Monday, August 23, 2010


Dana Randall was always good at math. Her teachers were giving her more difficult problems than her classmates as early as the first grade. A native of New York, Randall attended Stuyvesant High School, the highly competitive New York City public high school that specializes in mathematics and science, before going on to earn a bachelor’s degree in mathematics at Harvard.

Randall graduated from the University of California, Berkeley, with a Ph.D. in computer science and held postdoctoral positions at the Institute for Advanced Study and Princeton University before arriving at Georgia Tech in 1996 in a joint position with the College of Computing and the School of Mathematics. Since then she has established an exciting research program in a new field of interdisciplinary work that brings together intuition and technique from multiple fields.

“We are working on a set of problems that have roots in physics, discrete math and computer science. Through an evolutionary process something new is rising out of that convergence of fields,” she says. “The way we are approaching these problems would have been unthinkable 15 years ago.”

Randall, now a professor of computer science, works in the area of randomized algorithms, specifically those using random sampling. Her research in discrete mathematics and theoretical computer science involves designing Markov chain Monte Carlo algorithms for counting and sampling from large sets of combinatorial structures. The goal is to design fast algorithms that guarantee the selection of a uniformly random sample from the large set.

These algorithms are prevalent not only in computing, but in engineering and many other areas of science as well. Markov chains, in particular, have applications in physics, statistics, gambling and the Internet—such as the system used by Google to rank web pages in response to a user search.

“One of the things I love about this area is how you can take a concept from one field and apply it to research in another,” Randall says.

Ellen Zegura, chair of the School of Computer Science, calls Randall a leader in random sampling and a community builder who helps bring together researchers from varied fields.

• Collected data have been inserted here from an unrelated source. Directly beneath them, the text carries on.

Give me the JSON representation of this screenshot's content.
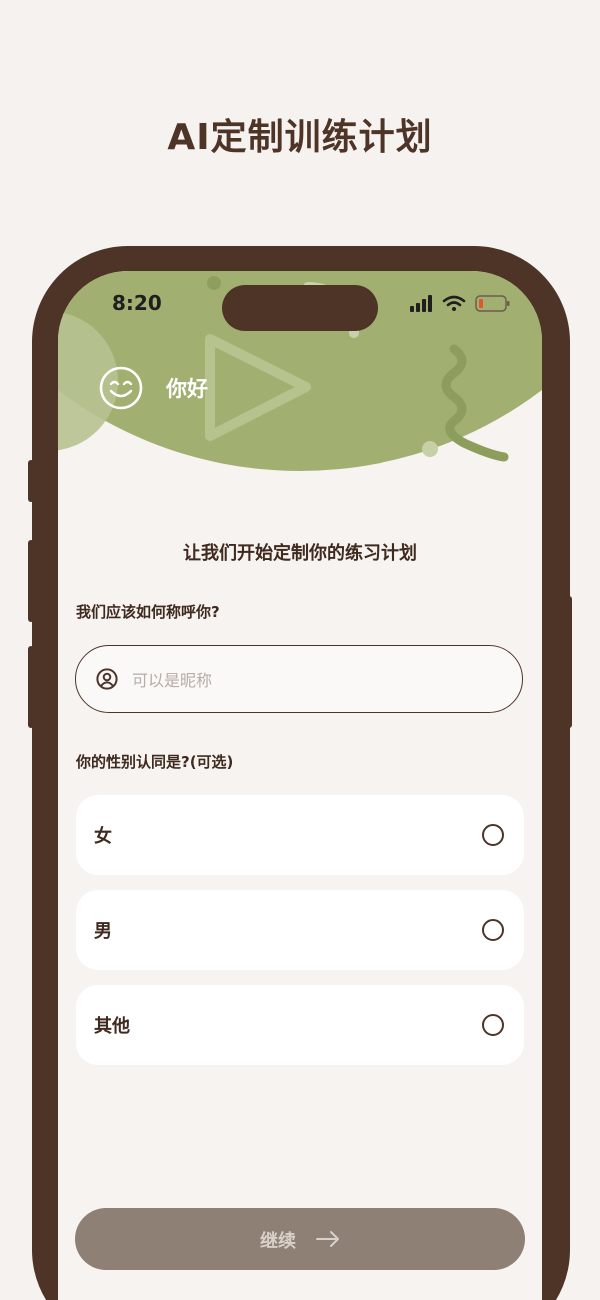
{
  "page": {
    "heading": "AI定制训练计划"
  },
  "status_bar": {
    "time": "8:20",
    "icons": [
      "signal-icon",
      "wifi-icon",
      "battery-icon"
    ]
  },
  "header": {
    "avatar_icon": "smiley-icon",
    "greeting": "你好",
    "accent_color": "#a1b070"
  },
  "form": {
    "title": "让我们开始定制你的练习计划",
    "name_question": "我们应该如何称呼你?",
    "name_input": {
      "placeholder": "可以是昵称",
      "value": ""
    },
    "gender_question": "你的性别认同是?(可选)",
    "gender_options": [
      {
        "label": "女",
        "selected": false
      },
      {
        "label": "男",
        "selected": false
      },
      {
        "label": "其他",
        "selected": false
      }
    ]
  },
  "footer": {
    "continue_label": "继续",
    "arrow_icon": "arrow-right-icon",
    "button_color": "#8f8076"
  },
  "colors": {
    "brown": "#4d3427",
    "background": "#f7f3f1"
  }
}
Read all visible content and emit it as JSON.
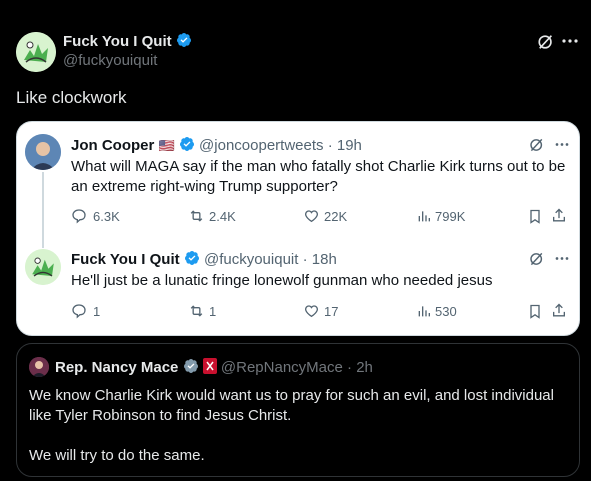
{
  "main": {
    "display_name": "Fuck You I Quit",
    "handle": "@fuckyouiquit",
    "text": "Like clockwork"
  },
  "card": {
    "tweet1": {
      "display_name": "Jon Cooper",
      "flag": "🇺🇸",
      "handle": "@joncoopertweets",
      "time": "· 19h",
      "text": "What will MAGA say if the man who fatally shot Charlie Kirk turns out to be an extreme right-wing Trump supporter?",
      "replies": "6.3K",
      "reposts": "2.4K",
      "likes": "22K",
      "views": "799K"
    },
    "tweet2": {
      "display_name": "Fuck You I Quit",
      "handle": "@fuckyouiquit",
      "time": "· 18h",
      "text": "He'll just be a lunatic fringe lonewolf gunman who needed jesus",
      "replies": "1",
      "reposts": "1",
      "likes": "17",
      "views": "530"
    }
  },
  "quote": {
    "display_name": "Rep. Nancy Mace",
    "handle": "@RepNancyMace",
    "time": "· 2h",
    "text1": "We know Charlie Kirk would want us to pray for such an evil, and lost individual like Tyler Robinson to find Jesus Christ.",
    "text2": "We will try to do the same."
  },
  "colors": {
    "background": "#000000",
    "verified_blue": "#1d9bf0",
    "verified_gray": "#829aab",
    "text": "#e7e9ea",
    "muted": "#71767b"
  }
}
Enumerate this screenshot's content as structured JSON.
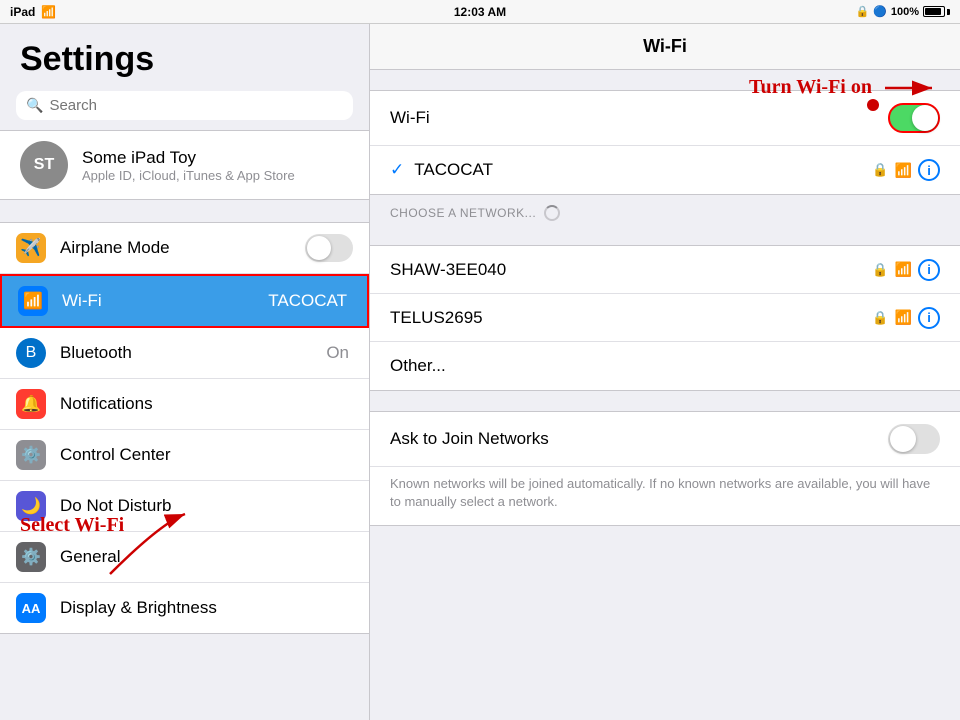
{
  "statusBar": {
    "left": "iPad",
    "time": "12:03 AM",
    "battery": "100%"
  },
  "sidebar": {
    "title": "Settings",
    "search": {
      "placeholder": "Search"
    },
    "user": {
      "initials": "ST",
      "name": "Some iPad Toy",
      "subtitle": "Apple ID, iCloud, iTunes & App Store"
    },
    "items": [
      {
        "id": "airplane",
        "label": "Airplane Mode",
        "icon": "✈",
        "iconBg": "icon-orange",
        "hasToggle": true
      },
      {
        "id": "wifi",
        "label": "Wi-Fi",
        "value": "TACOCAT",
        "icon": "📶",
        "iconBg": "icon-blue",
        "active": true
      },
      {
        "id": "bluetooth",
        "label": "Bluetooth",
        "value": "On",
        "icon": "🔵",
        "iconBg": "icon-blue-mid"
      },
      {
        "id": "notifications",
        "label": "Notifications",
        "icon": "🔴",
        "iconBg": "icon-red"
      },
      {
        "id": "controlcenter",
        "label": "Control Center",
        "icon": "⚙",
        "iconBg": "icon-gray"
      },
      {
        "id": "donotdisturb",
        "label": "Do Not Disturb",
        "icon": "🌙",
        "iconBg": "icon-purple"
      },
      {
        "id": "general",
        "label": "General",
        "icon": "⚙",
        "iconBg": "icon-dark"
      },
      {
        "id": "displaybrightness",
        "label": "Display & Brightness",
        "icon": "AA",
        "iconBg": "icon-aa"
      }
    ]
  },
  "content": {
    "header": "Wi-Fi",
    "wifiToggle": true,
    "connectedNetwork": "TACOCAT",
    "chooseNetworkLabel": "CHOOSE A NETWORK...",
    "networks": [
      {
        "name": "SHAW-3EE040",
        "locked": true,
        "signal": 2
      },
      {
        "name": "TELUS2695",
        "locked": true,
        "signal": 2
      }
    ],
    "otherLabel": "Other...",
    "askToJoin": {
      "label": "Ask to Join Networks",
      "description": "Known networks will be joined automatically. If no known networks are available, you will have to manually select a network."
    }
  },
  "annotations": {
    "turnWifiOn": "Turn Wi-Fi on",
    "selectWifi": "Select Wi-Fi"
  }
}
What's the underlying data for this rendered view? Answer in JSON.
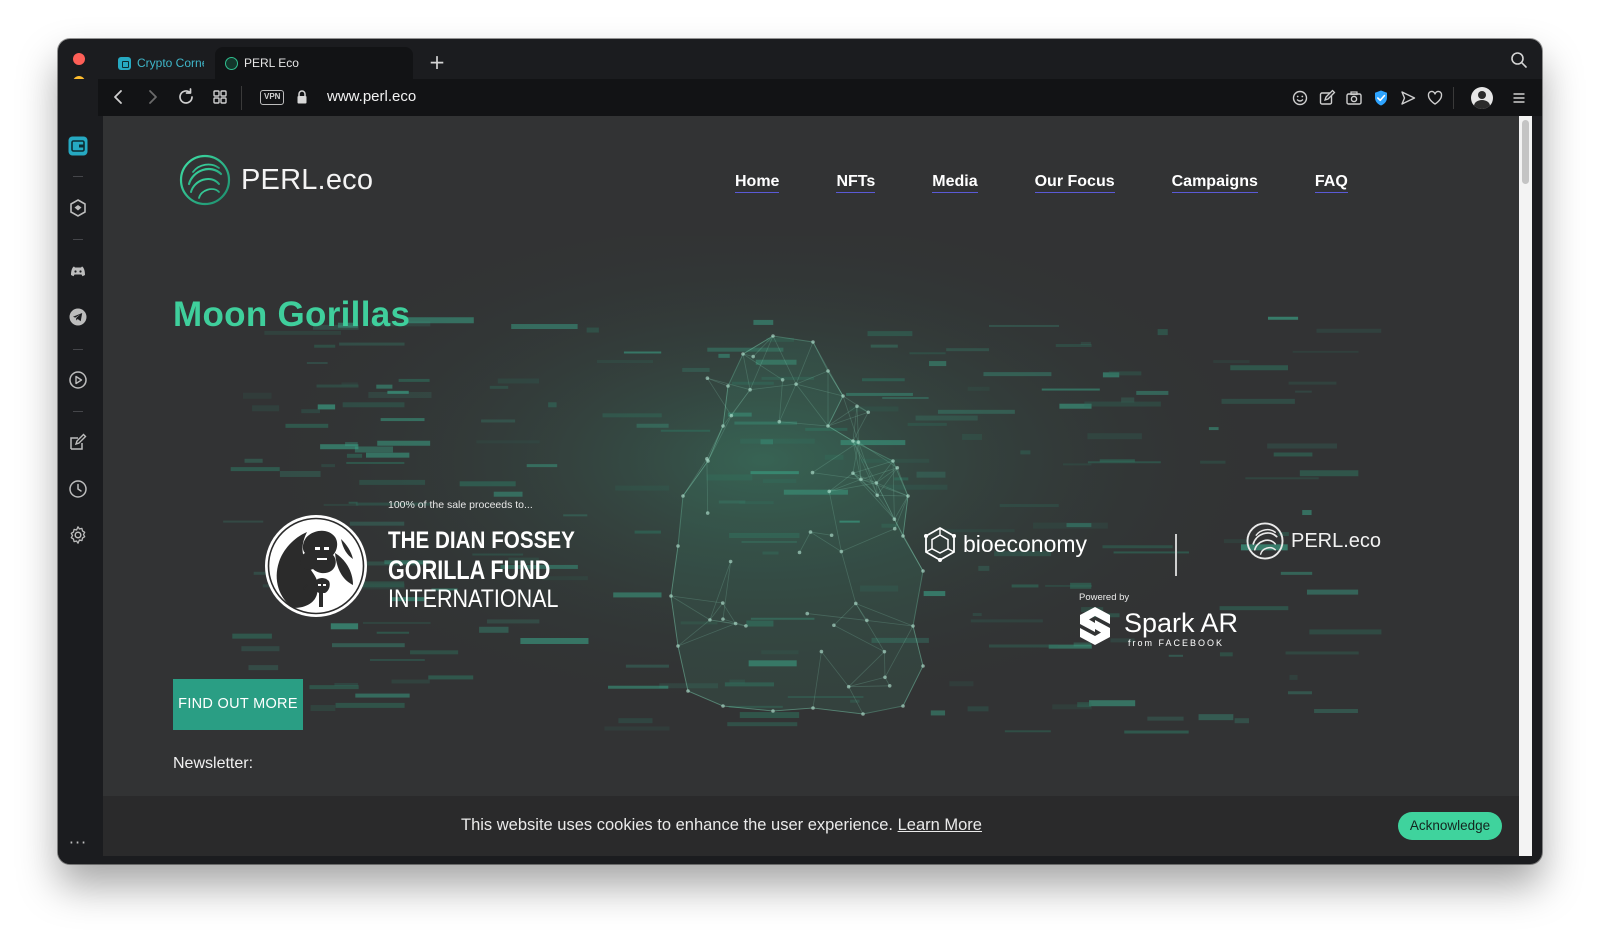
{
  "browser": {
    "tabs": [
      {
        "label": "Crypto Corner",
        "active": false
      },
      {
        "label": "PERL Eco",
        "active": true
      }
    ],
    "new_tab_glyph": "+",
    "address": {
      "vpn_label": "VPN",
      "url": "www.perl.eco"
    },
    "toolbar_icons": [
      "search-icon",
      "emoji-icon",
      "edit-icon",
      "camera-icon",
      "shield-icon",
      "send-icon",
      "heart-icon",
      "profile-icon",
      "menu-icon"
    ],
    "sidebar_icons": [
      "wallet-icon",
      "crypto-wallet-icon",
      "discord-icon",
      "telegram-icon",
      "player-icon",
      "pinboard-icon",
      "history-icon",
      "settings-icon"
    ],
    "sidebar_more": "···",
    "colors": {
      "accent": "#26a9c2",
      "shield": "#2ea4ff"
    }
  },
  "site": {
    "logo_text": "PERL.eco",
    "nav": [
      "Home",
      "NFTs",
      "Media",
      "Our Focus",
      "Campaigns",
      "FAQ"
    ],
    "hero": {
      "title": "Moon Gorillas",
      "fund": {
        "kicker": "100% of the sale proceeds to...",
        "line1": "THE DIAN FOSSEY",
        "line2": "GORILLA FUND",
        "line3": "INTERNATIONAL"
      },
      "bioeconomy": "bioeconomy",
      "perl_partner": "PERL.eco",
      "spark": {
        "kicker": "Powered by",
        "name": "Spark AR",
        "sub": "from FACEBOOK"
      },
      "cta": "FIND OUT MORE",
      "newsletter": "Newsletter:"
    },
    "cookie": {
      "text": "This website uses cookies to enhance the user experience.",
      "link": "Learn More",
      "button": "Acknowledge"
    },
    "colors": {
      "title": "#3fcf9c",
      "cta": "#2a9e84",
      "ack": "#3fd39d",
      "background": "#323334"
    }
  }
}
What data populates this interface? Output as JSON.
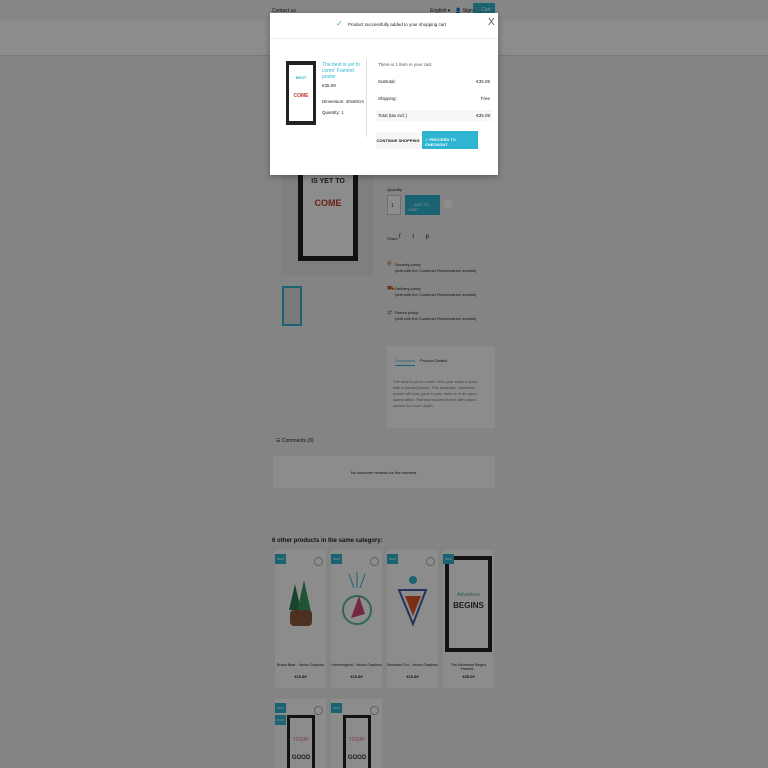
{
  "topbar": {
    "contact": "Contact us",
    "language": "English ▾",
    "signin": "Sign in",
    "cart": "Cart (1)"
  },
  "product": {
    "poster_line1": "IS YET TO",
    "poster_line2": "COME",
    "quantity_label": "Quantity",
    "quantity_value": "1",
    "add_to_cart": "ADD TO CART",
    "share_label": "Share",
    "share_icons": "f t p"
  },
  "reassurance": [
    {
      "title": "Security policy",
      "desc": "(edit with the Customer Reassurance module)"
    },
    {
      "title": "Delivery policy",
      "desc": "(edit with the Customer Reassurance module)"
    },
    {
      "title": "Return policy",
      "desc": "(edit with the Customer Reassurance module)"
    }
  ],
  "tabs": {
    "description": "Description",
    "details": "Product Details",
    "description_text": "The best is yet to come! Give your walls a voice with a framed poster. This aesthetic, optimistic poster will look great in your desk or in an open-space office. Painted wooden frame with passe-partout for more depth."
  },
  "comments": {
    "heading": "Comments (0)",
    "empty": "No customer reviews for the moment."
  },
  "related": {
    "title": "6 other products in the same category:",
    "new_badge": "NEW",
    "pack_badge": "PACK",
    "items": [
      {
        "name": "Brown Bear - Vector Graphics",
        "price": "€10.89"
      },
      {
        "name": "Hummingbird - Vector Graphics",
        "price": "€10.89"
      },
      {
        "name": "Mountain Fox - Vector Graphics",
        "price": "€10.89"
      },
      {
        "name": "The Adventure Begins Framed...",
        "price": "€35.09"
      },
      {
        "name": "Today is a good day",
        "price": ""
      },
      {
        "name": "Today is a good day",
        "price": ""
      }
    ]
  },
  "modal": {
    "message": "Product successfully added to your shopping cart",
    "close": "X",
    "product_name": "The best is yet to come' Framed poster",
    "product_price": "€35.09",
    "dimension": "Dimension: 40x60cm",
    "quantity": "Quantity: 1",
    "cart_count": "There is 1 item in your cart.",
    "subtotal_label": "Subtotal:",
    "subtotal_value": "€35.09",
    "shipping_label": "Shipping:",
    "shipping_value": "Free",
    "total_label": "Total (tax incl.)",
    "total_value": "€35.09",
    "continue": "CONTINUE SHOPPING",
    "checkout": "PROCEED TO CHECKOUT",
    "poster_text1": "BEST",
    "poster_text2": "COME"
  }
}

“Dana brings a tremendous passion to everything she does, from research to teaching to advocating for students,” Zegura says. “She has a gift for clear thinking and conveying complex concepts to a broad audience. Her extraordinary teaching skill and schedule of invited lectures and tutorials are testament to that.”

Randall started teaching in high school, when she captained Stuyvesant’s internationally known Math Team and gave lessons to her teammates and other math enthusiasts in the school. A lover of puzzles, she approaches teaching as a kind of puzzle itself, one that challenges her to find the most effective way to connect and share knowledge.

“Teaching is an opportunity to show someone what’s interesting about something,” she says. “I really enjoy teaching undergraduates who think that a class in algorithms is going to be horrible. I even tell them in the beginning that by the end of the semester they are going to think algorithms are really cool. They never believe me, but it’s often true.”

Randall, who was named a National Associate of the National Academies in early 2009, received an NSF Career Award in 1997 and an Alfred P. Sloan Research Fellowship in 2001. She has been selected to give several prestigious talks including an American Mathematical Society (AMS) invited lecture at the 2002 joint mathematics meeting and the AMS’ annual Arnold Ross Lecture at the National  Science Center/Fort Discovery in Augusta, Ga., in October 2009. She is currently the chair of the program committee of the AMS/SIAM Symposium on Discrete Algorithms.